Nuestras empresas vascas tratan de sortear un contexto pleno de incertezas y de inseguridades en medio de una burocracia que encorseta cada vez más su forma de actuar en el día a día. Podemos hablar ya de una nueva lógica industrial impuesta por las catárticas circunstancias sobrevenidas en estos tres últimos años, caracterizada por la suma de obligaciones que recaen sobre ellas derivadas a su vez de múltiples requerimientos: la descarbonización, la emergencia de nuevas tecnologías y nuevos modelos de negocio, la “relocalización” o cuando menos la “regionalización” de los mercados, la relativización del paradigma de “empresa global multilocalizada” y la vulnerabilidad de las cadenas de suministro, entre otras.

A ello se añade un reto sobrevenido de enorme importancia: la dimensión reputacional de la empresa, que ya no es una moda pasajera ni se traduce en una mera operación de marketing; es preciso ir más allá de la RSC y de los instrumentos preventivos del compliance, para pasar a definir y delimitar unos parámetros sociales que sean extrapolables al actuar de las empresas y que atienda a su heterogeneidad y diversidad (tamaño empresarial, sectores de actuación, mercados en los que actúe).

Procede realizar una redefinición del concepto de competitividad para apostar por modelos empresariales que desarrollen su actividad promoviendo no solo la rentabilidad económico-financiera en el corto plazo, sino maximizar el valor social aportado a medio y largo plazo. Sin olvidar que la competitividad sostenible, entendida como algo que aporta valor añadido a su entorno social, es también beneficiosa para los clientes e interesante para los inversores.

En definitiva, es un elemento activo de atracción de capital para las empresas.

El propósito último es reconocer a todas aquellas empresas, sean pequeñas o grandes, que logren sumar y aportar valor social creando empleo de calidad, operando con responsabilidad medioambiental y social, generando riqueza en toda la cadena de valor y tributando en las haciendas locales y beneficiando a la sociedad en su conjunto.

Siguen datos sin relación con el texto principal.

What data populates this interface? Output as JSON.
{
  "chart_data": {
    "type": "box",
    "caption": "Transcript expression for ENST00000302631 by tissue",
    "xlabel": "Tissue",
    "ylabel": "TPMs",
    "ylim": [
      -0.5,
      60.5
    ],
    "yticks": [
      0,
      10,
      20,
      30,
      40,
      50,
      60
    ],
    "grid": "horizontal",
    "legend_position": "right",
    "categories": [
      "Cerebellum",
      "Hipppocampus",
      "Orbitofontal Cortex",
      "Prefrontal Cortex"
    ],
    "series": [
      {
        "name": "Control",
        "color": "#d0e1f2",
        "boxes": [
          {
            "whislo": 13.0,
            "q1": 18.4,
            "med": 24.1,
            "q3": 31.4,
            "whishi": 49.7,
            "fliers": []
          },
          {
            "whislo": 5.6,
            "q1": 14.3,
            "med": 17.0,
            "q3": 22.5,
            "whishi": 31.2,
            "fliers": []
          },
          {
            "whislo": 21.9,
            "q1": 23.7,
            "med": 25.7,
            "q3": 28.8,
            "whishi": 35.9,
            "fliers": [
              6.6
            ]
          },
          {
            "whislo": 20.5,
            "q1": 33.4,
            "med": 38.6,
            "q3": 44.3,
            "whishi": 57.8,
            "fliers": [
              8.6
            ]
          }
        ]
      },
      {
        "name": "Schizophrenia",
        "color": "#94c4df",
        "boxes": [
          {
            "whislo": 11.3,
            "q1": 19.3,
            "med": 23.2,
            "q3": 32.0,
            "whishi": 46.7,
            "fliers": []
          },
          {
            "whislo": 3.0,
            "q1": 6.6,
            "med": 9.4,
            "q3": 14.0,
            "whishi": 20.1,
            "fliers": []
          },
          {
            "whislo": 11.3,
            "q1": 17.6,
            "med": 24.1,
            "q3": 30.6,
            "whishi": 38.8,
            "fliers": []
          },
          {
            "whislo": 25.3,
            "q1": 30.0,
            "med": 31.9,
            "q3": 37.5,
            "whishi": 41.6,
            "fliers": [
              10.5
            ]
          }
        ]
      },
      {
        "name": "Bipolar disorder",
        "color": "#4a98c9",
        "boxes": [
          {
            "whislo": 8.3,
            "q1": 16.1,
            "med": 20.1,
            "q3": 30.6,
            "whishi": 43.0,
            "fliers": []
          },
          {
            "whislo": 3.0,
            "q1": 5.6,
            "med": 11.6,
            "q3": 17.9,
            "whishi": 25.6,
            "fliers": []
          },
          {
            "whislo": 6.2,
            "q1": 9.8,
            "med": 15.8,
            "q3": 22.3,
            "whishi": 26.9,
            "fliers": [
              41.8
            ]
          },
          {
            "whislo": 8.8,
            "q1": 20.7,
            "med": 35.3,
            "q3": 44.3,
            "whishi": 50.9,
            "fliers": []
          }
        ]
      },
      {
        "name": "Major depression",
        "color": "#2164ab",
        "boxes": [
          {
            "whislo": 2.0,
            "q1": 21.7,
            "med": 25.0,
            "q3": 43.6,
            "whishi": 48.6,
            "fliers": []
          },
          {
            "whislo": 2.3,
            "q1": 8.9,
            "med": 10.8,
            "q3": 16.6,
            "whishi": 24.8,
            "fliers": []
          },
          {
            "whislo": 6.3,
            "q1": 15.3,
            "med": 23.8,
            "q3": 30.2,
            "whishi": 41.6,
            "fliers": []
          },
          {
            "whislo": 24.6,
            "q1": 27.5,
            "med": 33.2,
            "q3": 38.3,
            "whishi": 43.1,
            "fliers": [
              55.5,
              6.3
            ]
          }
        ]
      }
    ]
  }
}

Nuestras empresas operan en un entorno globalizado agresivo, donde la apuesta por la digitalización y la I+D+i constituyen la base para ser altamente competitivos. El reto de sostenibilidad propuesto pasa por trascender de estos parámetros estrictamente financieros para atender a otros que priorizan valores ligados a la riqueza social anclada en la solidaridad y en una visión compartida de nuestro futuro como sociedad.

Debemos establecer mecanismos para ofrecer al inversor y al consumidor información de valor que les ayude a conocer cómo se producen los bienes y servicios de una empresa y qué aportan a su entorno. La ratio última radica en la puesta a disposición de la sociedad de instrumentos que incrementen la transparencia y posibiliten una toma de decisiones informada, coherente y responsable.

No podemos pretender convertirnos en los fenicios del siglo XXI, que hoy día vienen representados por los países del sudeste asiático (China, India). Desde nuestra dinámica empresarial y social no tiene sentido pretender operar o funcionar con una estricta dinámica de abaratar costes, porque el sacrifico de derechos sociales en el altar de la competitividad no nos ha hecho mejores ni más sostenibles.

¿Qué modelo debemos reivindicar y profundizar en el siglo XXI? El de la superación de la dimensión empresarial como una mera suma de capital y trabajo, en la concepción de empresa como un conjunto de personas unidas por un proyecto, una nueva cultura de empresa basada en la confianza recíproca, clave para poder ser proactivos ante tantos retos que se agolpan en el día a día de nuestras empresas.